The NHS will be running a bank holiday-style service in many areas as thousands of operations and procedures are cancelled and rescheduled.
The RCN has said it will still staff chemotherapy, emergency cancer services, dialysis, critical care units, neonatal and paediatric intensive care, as well as some other services.
Some 16,000 appointments in England were cancelled and had to be rescheduled due to last Thursday's first nurse strike. The Government had put the figure at 70,000.
Transport Secretary Grant Shapps denied that the Government was trying to score political points over the wave of strikes.
"I don't agree with that at all," he told ITV's Good Morning Britain.
"I have absolutely no doubt at all that most people feel, like you and me and your viewers watching, that our nurses do a phenomenal job and we want to see them paid more and indeed there's a pay offer on the table to pay them more."
Defending Mr Barclay, Mr Shapps said: "We haven't tried to skimp on what the independent review body has recommended for nurses."
Shadow chief secretary to the Treasury, Pat McFadden, has said the government must find a compromise with the nurses.
Speaking to Sky News, Mr McFadden said during Labour's 13 years in office the party had never seen a major NHS strike and there had been "high levels of public satisfaction" with the service.

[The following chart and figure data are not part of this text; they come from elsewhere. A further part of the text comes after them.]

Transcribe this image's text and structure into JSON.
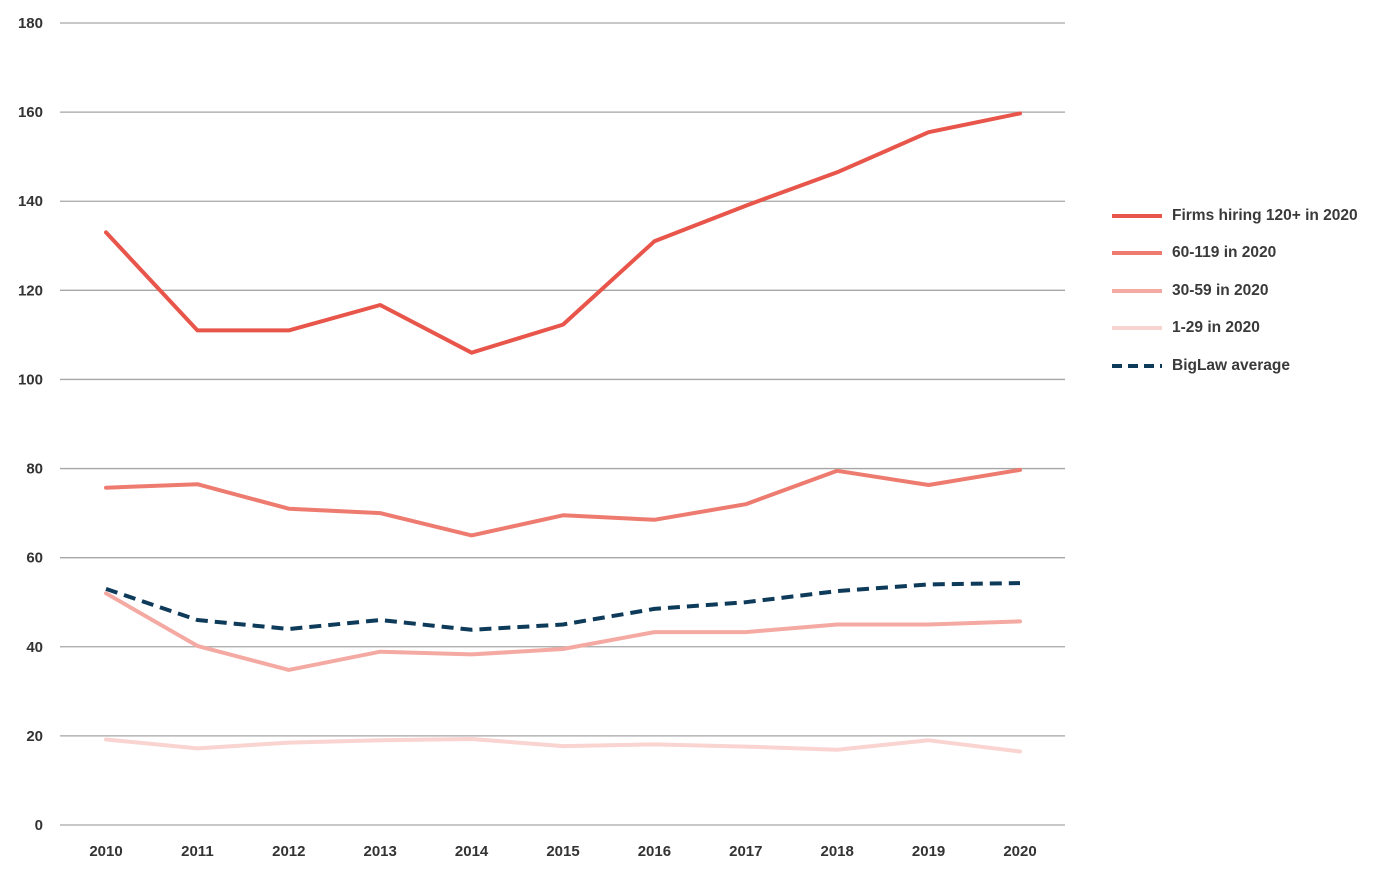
{
  "chart_data": {
    "type": "line",
    "title": "",
    "xlabel": "",
    "ylabel": "",
    "categories": [
      "2010",
      "2011",
      "2012",
      "2013",
      "2014",
      "2015",
      "2016",
      "2017",
      "2018",
      "2019",
      "2020"
    ],
    "ylim": [
      0,
      180
    ],
    "yticks": [
      "0",
      "20",
      "40",
      "60",
      "80",
      "100",
      "120",
      "140",
      "160",
      "180"
    ],
    "grid": true,
    "legend_position": "right",
    "series": [
      {
        "name": "Firms hiring 120+ in 2020",
        "color": "#e8554a",
        "dashed": false,
        "values": [
          133,
          111,
          111,
          116.7,
          106,
          112.3,
          131,
          139,
          146.5,
          155.5,
          159.7
        ]
      },
      {
        "name": "60-119 in 2020",
        "color": "#ee7b70",
        "dashed": false,
        "values": [
          75.7,
          76.5,
          71,
          70,
          65,
          69.5,
          68.5,
          72,
          79.5,
          76.3,
          79.7
        ]
      },
      {
        "name": "30-59 in 2020",
        "color": "#f4aaa2",
        "dashed": false,
        "values": [
          52,
          40.2,
          34.8,
          38.9,
          38.3,
          39.5,
          43.3,
          43.3,
          45,
          45,
          45.7
        ]
      },
      {
        "name": "1-29 in 2020",
        "color": "#f9d4d0",
        "dashed": false,
        "values": [
          19.2,
          17.2,
          18.5,
          19,
          19.3,
          17.7,
          18.1,
          17.6,
          16.9,
          19,
          16.5
        ]
      },
      {
        "name": "BigLaw average",
        "color": "#0e3b5a",
        "dashed": true,
        "values": [
          53,
          46,
          44,
          46,
          43.8,
          45,
          48.5,
          50,
          52.5,
          54,
          54.3
        ]
      }
    ]
  }
}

He said: "The government has to try to find a compromise with the health unions because the disruption being caused not only in the NHS strike but in all those other sectors too are enormously inconvenient to the public."

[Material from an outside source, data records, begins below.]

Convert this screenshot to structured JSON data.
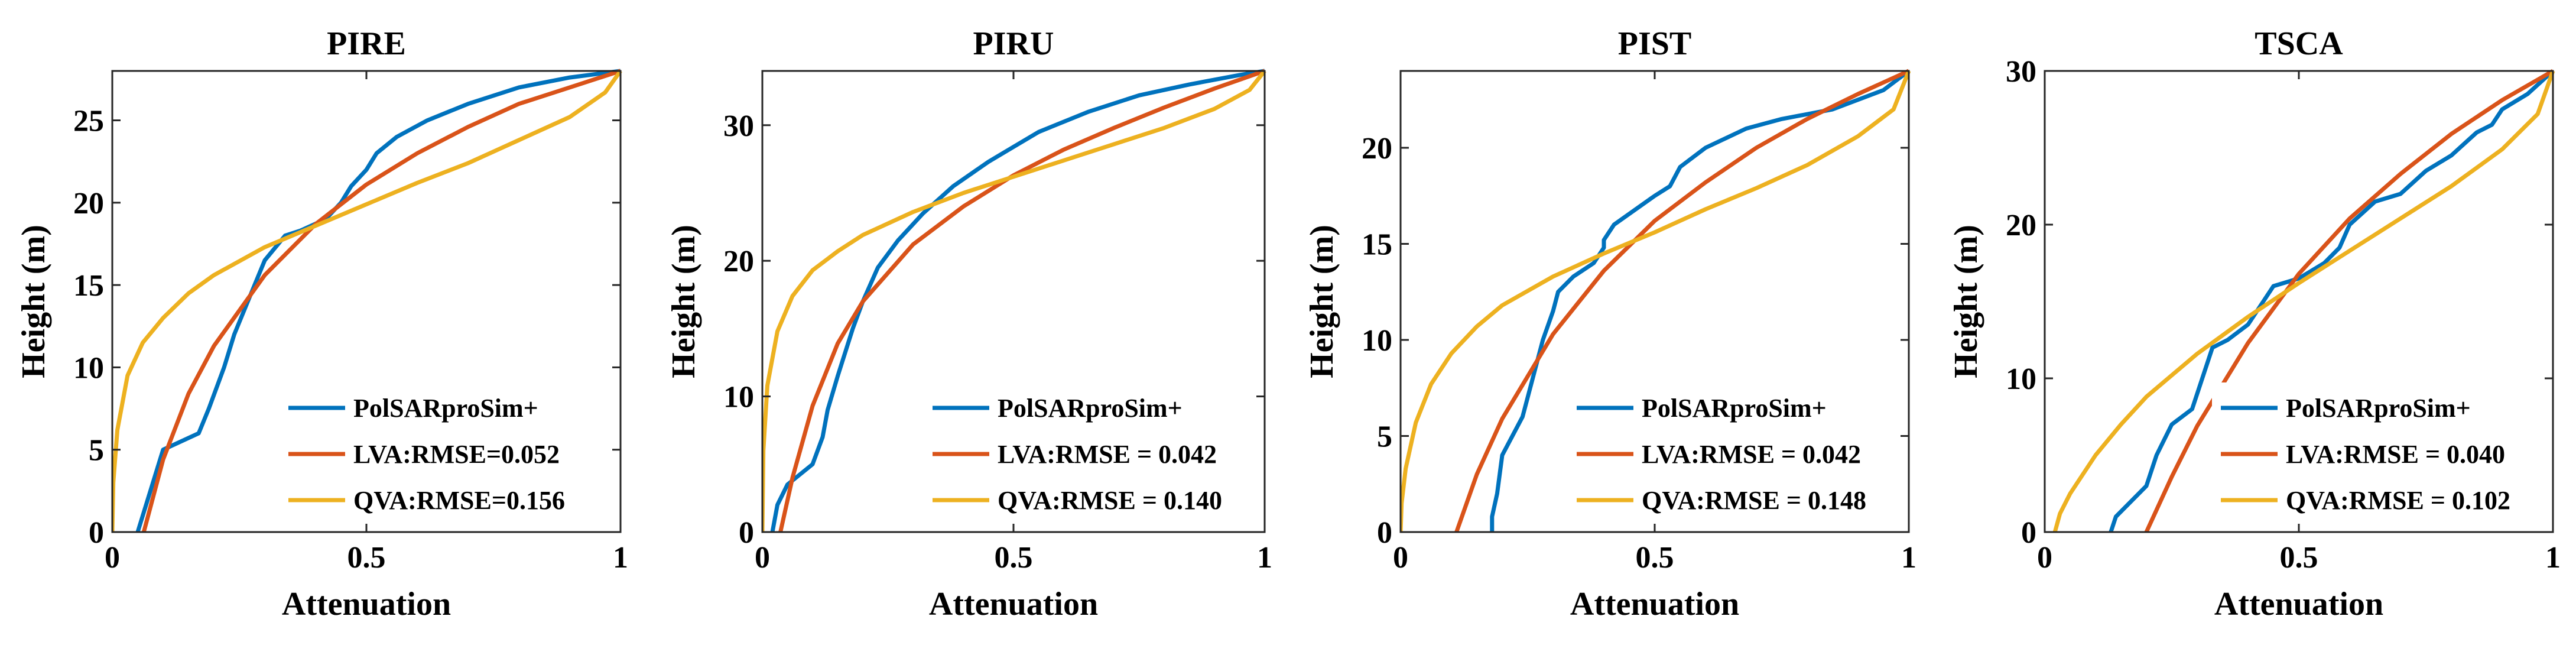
{
  "figure": {
    "x_label": "Attenuation",
    "y_label": "Height (m)"
  },
  "chart_data": [
    {
      "type": "line",
      "title": "PIRE",
      "xlabel": "Attenuation",
      "ylabel": "Height (m)",
      "xlim": [
        0,
        1
      ],
      "ylim": [
        0,
        28
      ],
      "xticks": [
        0,
        0.5,
        1
      ],
      "xtick_labels": [
        "0",
        "0.5",
        "1"
      ],
      "yticks": [
        0,
        5,
        10,
        15,
        20,
        25
      ],
      "ytick_labels": [
        "0",
        "5",
        "10",
        "15",
        "20",
        "25"
      ],
      "legend_position": "bottom-right",
      "series": [
        {
          "name": "PolSARproSim+",
          "label": "PolSARproSim+",
          "color": "#0072BD",
          "x": [
            0.05,
            0.07,
            0.1,
            0.17,
            0.19,
            0.22,
            0.24,
            0.28,
            0.3,
            0.34,
            0.37,
            0.42,
            0.45,
            0.47,
            0.5,
            0.52,
            0.56,
            0.62,
            0.7,
            0.8,
            0.9,
            1.0
          ],
          "y": [
            0,
            2,
            5,
            6,
            7.5,
            10,
            12,
            15,
            16.5,
            18,
            18.3,
            19,
            20,
            21,
            22,
            23,
            24,
            25,
            26,
            27,
            27.6,
            28
          ]
        },
        {
          "name": "LVA",
          "label": "LVA:RMSE=0.052",
          "color": "#D95319",
          "x": [
            0.062,
            0.1,
            0.15,
            0.2,
            0.3,
            0.4,
            0.5,
            0.6,
            0.7,
            0.8,
            0.9,
            1.0
          ],
          "y": [
            0,
            4.4,
            8.4,
            11.3,
            15.6,
            18.7,
            21.1,
            23.0,
            24.6,
            26.0,
            27.0,
            28.0
          ]
        },
        {
          "name": "QVA",
          "label": "QVA:RMSE=0.156",
          "color": "#EDB120",
          "x": [
            0.0,
            0.002,
            0.01,
            0.03,
            0.06,
            0.1,
            0.15,
            0.2,
            0.3,
            0.4,
            0.5,
            0.6,
            0.7,
            0.8,
            0.9,
            0.97,
            1.0
          ],
          "y": [
            0,
            3.0,
            6.2,
            9.5,
            11.5,
            13.0,
            14.5,
            15.6,
            17.3,
            18.6,
            19.9,
            21.2,
            22.4,
            23.8,
            25.2,
            26.7,
            28.0
          ]
        }
      ]
    },
    {
      "type": "line",
      "title": "PIRU",
      "xlabel": "Attenuation",
      "ylabel": "Height (m)",
      "xlim": [
        0,
        1
      ],
      "ylim": [
        0,
        34
      ],
      "xticks": [
        0,
        0.5,
        1
      ],
      "xtick_labels": [
        "0",
        "0.5",
        "1"
      ],
      "yticks": [
        0,
        10,
        20,
        30
      ],
      "ytick_labels": [
        "0",
        "10",
        "20",
        "30"
      ],
      "legend_position": "bottom-right",
      "series": [
        {
          "name": "PolSARproSim+",
          "label": "PolSARproSim+",
          "color": "#0072BD",
          "x": [
            0.02,
            0.03,
            0.05,
            0.1,
            0.12,
            0.13,
            0.15,
            0.18,
            0.2,
            0.23,
            0.27,
            0.32,
            0.38,
            0.45,
            0.55,
            0.65,
            0.75,
            0.85,
            0.95,
            1.0
          ],
          "y": [
            0,
            2,
            3.5,
            5,
            7,
            9,
            11.5,
            15,
            17,
            19.5,
            21.5,
            23.5,
            25.5,
            27.3,
            29.5,
            31.0,
            32.2,
            33.0,
            33.7,
            34.0
          ]
        },
        {
          "name": "LVA",
          "label": "LVA:RMSE = 0.042",
          "color": "#D95319",
          "x": [
            0.036,
            0.06,
            0.1,
            0.15,
            0.2,
            0.3,
            0.4,
            0.5,
            0.6,
            0.7,
            0.8,
            0.9,
            1.0
          ],
          "y": [
            0,
            4.0,
            9.3,
            13.9,
            17.0,
            21.2,
            24.0,
            26.3,
            28.2,
            29.8,
            31.3,
            32.7,
            34.0
          ]
        },
        {
          "name": "QVA",
          "label": "QVA:RMSE = 0.140",
          "color": "#EDB120",
          "x": [
            0.0,
            0.002,
            0.01,
            0.03,
            0.06,
            0.1,
            0.15,
            0.2,
            0.3,
            0.4,
            0.5,
            0.6,
            0.7,
            0.8,
            0.9,
            0.97,
            1.0
          ],
          "y": [
            0,
            6.0,
            10.8,
            14.8,
            17.4,
            19.3,
            20.7,
            21.9,
            23.6,
            25.0,
            26.2,
            27.4,
            28.6,
            29.8,
            31.2,
            32.6,
            34.0
          ]
        }
      ]
    },
    {
      "type": "line",
      "title": "PIST",
      "xlabel": "Attenuation",
      "ylabel": "Height (m)",
      "xlim": [
        0,
        1
      ],
      "ylim": [
        0,
        24
      ],
      "xticks": [
        0,
        0.5,
        1
      ],
      "xtick_labels": [
        "0",
        "0.5",
        "1"
      ],
      "yticks": [
        0,
        5,
        10,
        15,
        20
      ],
      "ytick_labels": [
        "0",
        "5",
        "10",
        "15",
        "20"
      ],
      "legend_position": "bottom-right",
      "series": [
        {
          "name": "PolSARproSim+",
          "label": "PolSARproSim+",
          "color": "#0072BD",
          "x": [
            0.18,
            0.18,
            0.19,
            0.2,
            0.24,
            0.25,
            0.28,
            0.3,
            0.31,
            0.34,
            0.38,
            0.4,
            0.4,
            0.42,
            0.5,
            0.53,
            0.55,
            0.6,
            0.68,
            0.75,
            0.85,
            0.95,
            1.0
          ],
          "y": [
            0,
            0.8,
            2,
            4,
            6,
            7,
            10,
            11.5,
            12.5,
            13.3,
            14,
            14.8,
            15.2,
            16,
            17.5,
            18,
            19,
            20,
            21,
            21.5,
            22,
            23,
            24
          ]
        },
        {
          "name": "LVA",
          "label": "LVA:RMSE = 0.042",
          "color": "#D95319",
          "x": [
            0.11,
            0.15,
            0.2,
            0.3,
            0.4,
            0.5,
            0.6,
            0.7,
            0.8,
            0.9,
            1.0
          ],
          "y": [
            0,
            3.0,
            5.9,
            10.3,
            13.6,
            16.2,
            18.2,
            20.0,
            21.5,
            22.8,
            24.0
          ]
        },
        {
          "name": "QVA",
          "label": "QVA:RMSE = 0.148",
          "color": "#EDB120",
          "x": [
            0.0,
            0.002,
            0.01,
            0.03,
            0.06,
            0.1,
            0.15,
            0.2,
            0.3,
            0.4,
            0.5,
            0.6,
            0.7,
            0.8,
            0.9,
            0.97,
            1.0
          ],
          "y": [
            0,
            1.5,
            3.3,
            5.7,
            7.7,
            9.3,
            10.7,
            11.8,
            13.3,
            14.5,
            15.6,
            16.8,
            17.9,
            19.1,
            20.6,
            22.0,
            24.0
          ]
        }
      ]
    },
    {
      "type": "line",
      "title": "TSCA",
      "xlabel": "Attenuation",
      "ylabel": "Height (m)",
      "xlim": [
        0,
        1
      ],
      "ylim": [
        0,
        30
      ],
      "xticks": [
        0,
        0.5,
        1
      ],
      "xtick_labels": [
        "0",
        "0.5",
        "1"
      ],
      "yticks": [
        0,
        10,
        20,
        30
      ],
      "ytick_labels": [
        "0",
        "10",
        "20",
        "30"
      ],
      "legend_position": "bottom-right",
      "series": [
        {
          "name": "PolSARproSim+",
          "label": "PolSARproSim+",
          "color": "#0072BD",
          "x": [
            0.13,
            0.14,
            0.2,
            0.22,
            0.25,
            0.29,
            0.31,
            0.33,
            0.36,
            0.4,
            0.43,
            0.45,
            0.5,
            0.55,
            0.58,
            0.6,
            0.65,
            0.7,
            0.75,
            0.8,
            0.85,
            0.88,
            0.9,
            0.95,
            1.0
          ],
          "y": [
            0,
            1,
            3,
            5,
            7,
            8,
            10,
            12,
            12.5,
            13.5,
            15,
            16,
            16.5,
            17.5,
            18.5,
            20,
            21.5,
            22,
            23.5,
            24.5,
            26,
            26.5,
            27.5,
            28.5,
            30
          ]
        },
        {
          "name": "LVA",
          "label": "LVA:RMSE = 0.040",
          "color": "#D95319",
          "x": [
            0.2,
            0.25,
            0.3,
            0.4,
            0.5,
            0.6,
            0.7,
            0.8,
            0.9,
            1.0
          ],
          "y": [
            0,
            3.6,
            6.9,
            12.3,
            16.8,
            20.4,
            23.3,
            25.9,
            28.1,
            30.0
          ]
        },
        {
          "name": "QVA",
          "label": "QVA:RMSE = 0.102",
          "color": "#EDB120",
          "x": [
            0.02,
            0.03,
            0.05,
            0.08,
            0.1,
            0.15,
            0.2,
            0.3,
            0.4,
            0.5,
            0.6,
            0.7,
            0.8,
            0.9,
            0.97,
            1.0
          ],
          "y": [
            0,
            1.2,
            2.5,
            4.0,
            5.0,
            7.0,
            8.8,
            11.6,
            14.0,
            16.2,
            18.3,
            20.4,
            22.5,
            24.9,
            27.2,
            30.0
          ]
        }
      ]
    }
  ]
}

The Liberal Democrats have said Mr Barclay should quit if he cannot prevent NHS strikes.
Deputy leader Daisy Cooper said: "We are in the 11th hour to stop these strikes and if the Government doesn't negotiate properly with nurses and ambulance services it's real people who will pay the price.
"Steve Barclay must get round the table and resolve these strikes now.

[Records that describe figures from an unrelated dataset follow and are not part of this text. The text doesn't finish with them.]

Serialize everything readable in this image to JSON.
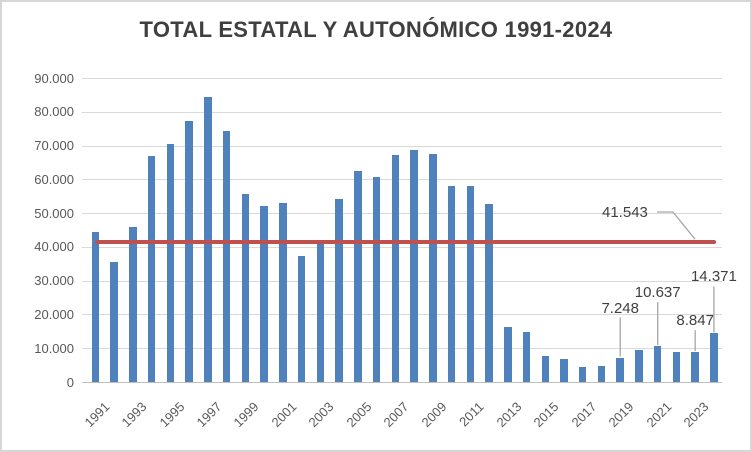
{
  "chart_data": {
    "type": "bar",
    "title": "TOTAL ESTATAL Y AUTONÓMICO 1991-2024",
    "xlabel": "",
    "ylabel": "",
    "ylim": [
      0,
      90000
    ],
    "grid": true,
    "legend": "none",
    "bar_color": "#4f81bd",
    "gridline_color": "#d9d9d9",
    "categories": [
      "1991",
      "1992",
      "1993",
      "1994",
      "1995",
      "1996",
      "1997",
      "1998",
      "1999",
      "2000",
      "2001",
      "2002",
      "2003",
      "2004",
      "2005",
      "2006",
      "2007",
      "2008",
      "2009",
      "2010",
      "2011",
      "2012",
      "2013",
      "2014",
      "2015",
      "2016",
      "2017",
      "2018",
      "2019",
      "2020",
      "2021",
      "2022",
      "2023",
      "2024"
    ],
    "values": [
      44500,
      35600,
      45800,
      67000,
      70400,
      77200,
      84500,
      74300,
      55700,
      52200,
      53100,
      37300,
      41000,
      54200,
      62500,
      60700,
      67100,
      68600,
      67400,
      58000,
      57900,
      52700,
      16400,
      14700,
      7600,
      6800,
      4300,
      4800,
      7248,
      9400,
      10637,
      9000,
      8847,
      14371
    ],
    "y_ticks": [
      {
        "label": "90.000",
        "value": 90000
      },
      {
        "label": "80.000",
        "value": 80000
      },
      {
        "label": "70.000",
        "value": 70000
      },
      {
        "label": "60.000",
        "value": 60000
      },
      {
        "label": "50.000",
        "value": 50000
      },
      {
        "label": "40.000",
        "value": 40000
      },
      {
        "label": "30.000",
        "value": 30000
      },
      {
        "label": "20.000",
        "value": 20000
      },
      {
        "label": "10.000",
        "value": 10000
      },
      {
        "label": "0",
        "value": 0
      }
    ],
    "x_tick_labels": [
      "1991",
      "1993",
      "1995",
      "1997",
      "1999",
      "2001",
      "2003",
      "2005",
      "2007",
      "2009",
      "2011",
      "2013",
      "2015",
      "2017",
      "2019",
      "2021",
      "2023"
    ],
    "reference_line": {
      "value": 41543,
      "label": "41.543",
      "color": "#c0504d"
    },
    "annotations": [
      {
        "category": "2019",
        "label": "7.248"
      },
      {
        "category": "2021",
        "label": "10.637"
      },
      {
        "category": "2023",
        "label": "8.847"
      },
      {
        "category": "2024",
        "label": "14.371"
      }
    ],
    "leader_line_color": "#a6a6a6"
  }
}
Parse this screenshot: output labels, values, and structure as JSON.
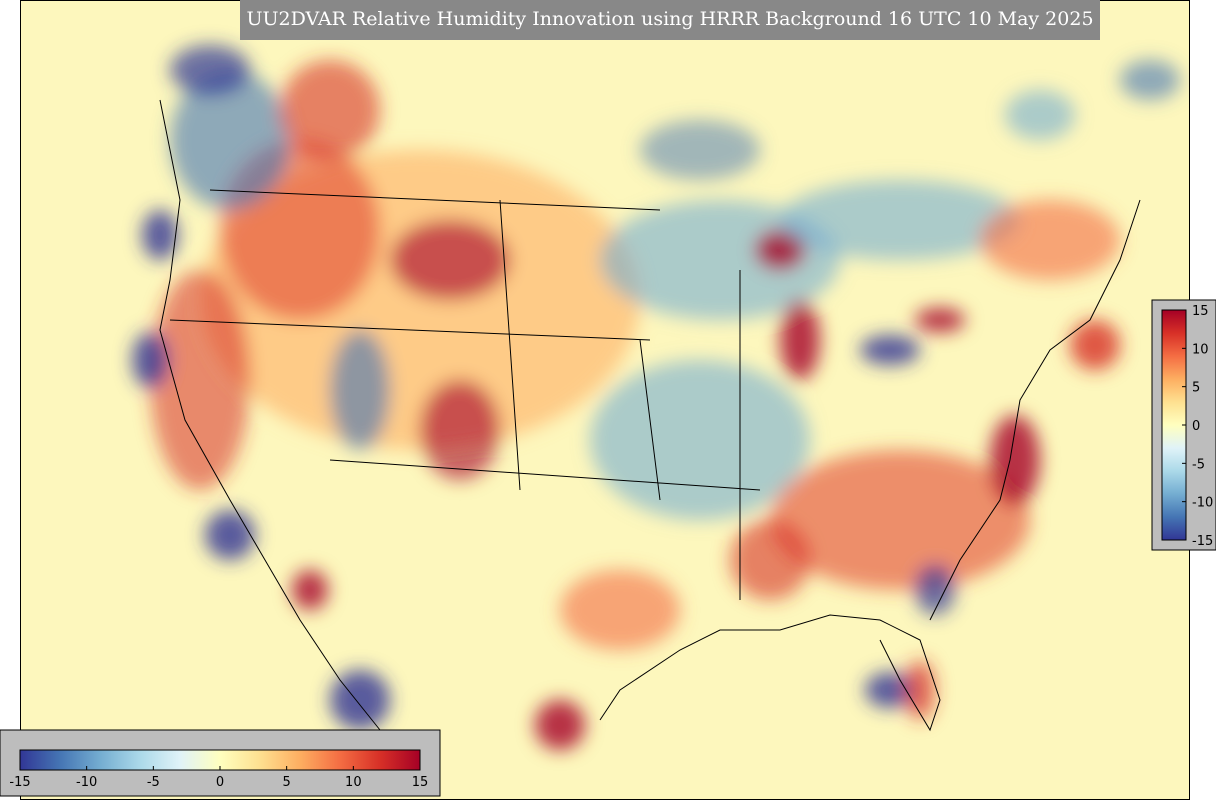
{
  "title": "UU2DVAR Relative Humidity Innovation using HRRR Background 16 UTC 10 May 2025",
  "colorbars": [
    {
      "orientation": "horizontal",
      "lim": [
        -15,
        15
      ],
      "ticks": [
        -15,
        -10,
        -5,
        0,
        5,
        10,
        15
      ]
    },
    {
      "orientation": "vertical",
      "lim": [
        -15,
        15
      ],
      "ticks": [
        15,
        10,
        5,
        0,
        -5,
        -10,
        -15
      ]
    }
  ],
  "colors": [
    "#313695",
    "#4575b4",
    "#74add1",
    "#abd9e9",
    "#e0f3f8",
    "#ffffbf",
    "#fee090",
    "#fdae61",
    "#f46d43",
    "#d73027",
    "#a50026"
  ]
}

"A Health Secretary that can't keep ambulances running during a winter crisis is not fit for office and must resign."
At a hospital yesterday, Health Secretary Barclay demanded unions come up with a full plan to ensure lives will be protected during the paramedic strike.
But Unite leader Sharon Graham warned Mr Barclay will "have to carry the can if patients suffer" and unions will not "blink first" to break the deadlock.
"It's Steve Barclay who is holding the country to ransom," she told The Mirror.
Prime Minister Rishi Sunak said “our door is always open” - but warned “these things are difficult” on pay.
Health minister Will Quince said that military personnel covering for striking ambulance workers will not be allowed to break red lights or turn on blue lights when driving ambulances.
“The armed forces personnel, who I’m hugely grateful to for their support in this endeavour, around 750 members of armed forces personnel are supporting trusts.
“What they won’t be able to do is break the law – so driving through red lights, they won’t be able to turn blue lights on. They will be there to drive ambulances in a support capacity for individual trusts,” he told BBC Breakfast.
But he insisted that military staff will still “play a hugely important role in supporting paramedics and ambulance staff in getting people to emergency departments”.
He said that he would be clear with the trade unions that there should be a “minimum service level”, adding that he was “concerned” about Wednesday’s planned action.
He also encourage people not to take part in “risky activity” on Wednesday, due to the scale of the disruption.
“Where people are planning any risky activity, I would strongly encourage them not to do so.”